Na verdade, a esposa de Malvino parecia um sargento de cavalaria reformado. Mandona e prepotente, não hesitava em agredi-lo fisicamente, se o encontrasse embriagado. Certa vez, nesse botequim, ela tirou o sapato e deu-lhe na cara, por encontrá-lo bêbado. Se ele discordasse de uma opinião sua, a mulher partia logo para o bufete.

Malvino sentia-se injustiçado, perante a sociedade. Sonhava com a Lei “Malvino”, para concorrer com a Lei “Maria da Penha”.

Num final de tarde, quando o papo estava animado, e Malvino tinha enchido a cara, Valdete chegou para buscá-lo. Ao vê-lo embriagado, ficou possessa e gritou:

– Ah, bandido! Eu pedi para você não beber hoje, pois nós vamos ao aniversário do meu irmão! Ande logo, seu irresponsável!!!

Envergonhado perante os amigos, o homem respondeu:

-Tenha calma, querida! Quase não bebi…

De nada adiantaram suas palavras. Parecendo endemoniada, a mulher arrastou o marido pelo braço e deu-lhe um empurrão, que o desequilibrou na calçada.
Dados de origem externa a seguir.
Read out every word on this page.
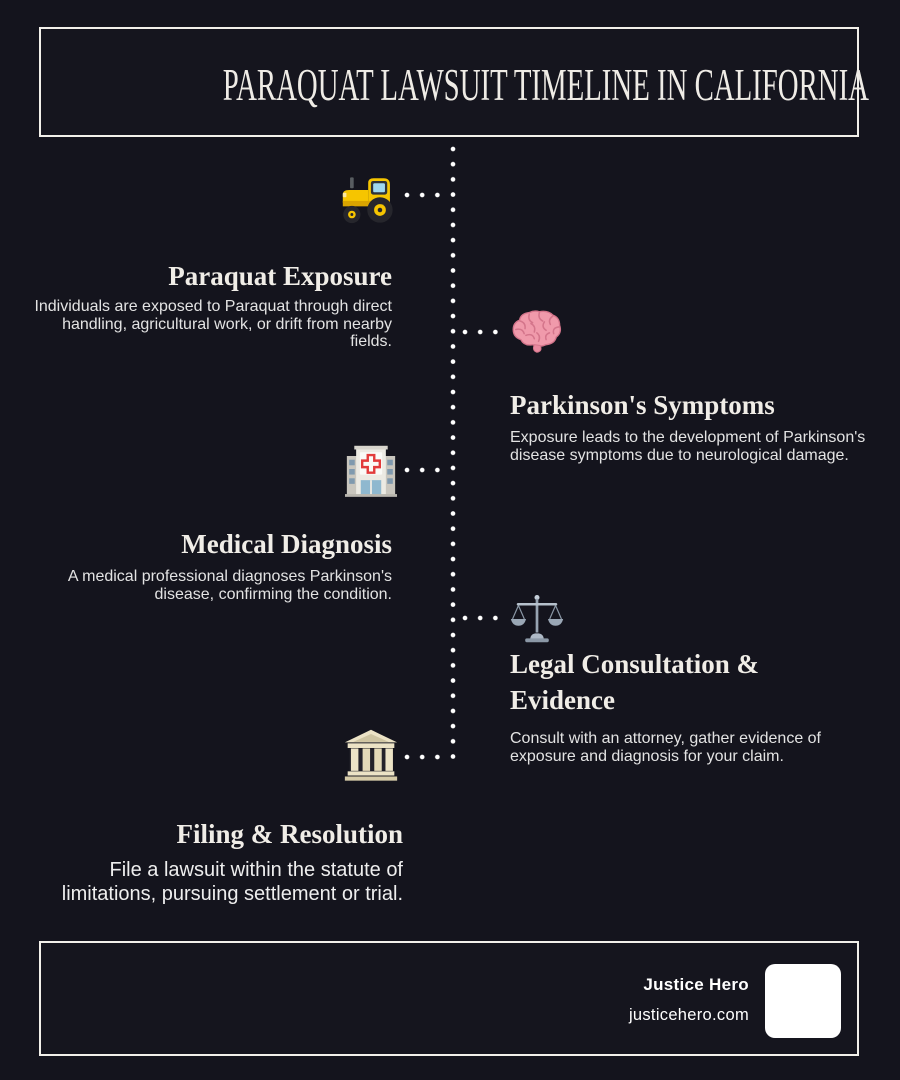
PARAQUAT LAWSUIT TIMELINE IN CALIFORNIA
Paraquat Exposure
Individuals are exposed to Paraquat through direct handling, agricultural work, or drift from nearby fields.
Parkinson's Symptoms
Exposure leads to the development of Parkinson's disease symptoms due to neurological damage.
Medical Diagnosis
A medical professional diagnoses Parkinson's disease, confirming the condition.
Legal Consultation & Evidence
Consult with an attorney, gather evidence of exposure and diagnosis for your claim.
Filing & Resolution
File a lawsuit within the statute of limitations, pursuing settlement or trial.
Justice Hero
justicehero.com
Os companheiros de copo baixaram a cabeça, fazendo de conta que não estavam vendo nada.

Entretanto, um velho “cachacista”, que estava na calçada e a tudo assistira, ao ver Malvino levar um empurrão da mulher, não se conteve e gritou:

– Mulher dos seiscentos diabos, respeite seu marido!!! Volte para o lugar de onde saiu!!!

Na realidade, há dez anos, Malvino havia se apaixonado por Valdete, num cabaré. De quenga, ela passou a

“Madame”. Vinte e cinco anos mais nova do que ele, nunca conseguiu ser “bonita, recatada e do lar.” Era somente “boazuda”. Parecia que tinha escrito no rosto: “Eu sou p….”

E o velho “cachacista”, ainda indignado, continuou falando:

– Essa mulher, Malvino tirou da Zona. Mas ela nunca deixará de ser quenga!!!

O TROCO

Idalino e Lenira, ambos com 57 anos, eram casados há 30 anos. e tinham dois filhos, com 25 e 27 anos.

Júlio, o mais novo, muito calmo, casou-se com a primeira namorada e já dera um neto aos pais.

Tiago, o mais velho, era um “boa vida” e muito inconstante. Apaixonava-se facilmente e logo o fogo de palha se apagava. Era namorador e aventureiro. E tinha a quem puxar.

Lenira era uma esposa exemplar e dedicada à família. Filha de pais ricos, casara com Idalino, quando ele ainda era estudante de Direito. A mulher era proprietária de alguns imóveis herdados dos pais e tinha uma excelente renda.

Depois de formado, Idalino passou a exercer a advocacia, abrindo um escritório com dois colegas de turma.

Idalino vivia “pulando a cerca” e, certa vez, chegou a abandonar a casa, para morar com uma amante. Tempos depois, o relacionamento terminou, e ele conseguiu o perdão de Lenira, retornando ao lar. Jurou à esposa que jamais repetiria a loucura de deixar a família por causa de uma “vagabunda”.

Entretanto, poucos meses depois, voltou a ser o mesmo “conquistador barato” de antes.

Quando Lenira já estava certa de haver reconquistado o marido, apostando na sua fidelidade, Idalino, foi acometido, mais uma vez, de uma paixão violenta.

Através de um amigo, conheceu Cacilda, uma “mulher de programa” e virou a cabeça, como se fosse um adolescente.

Quando se viu, novamente, apaixonado, Idalino montou um apartamento para Cacilda, em um bairro afastado, refúgio para tardes de amor inesquecíveis, onde poderiam dar vazão à atração fatal que os unia. Tudo do jeito que o diabo gosta.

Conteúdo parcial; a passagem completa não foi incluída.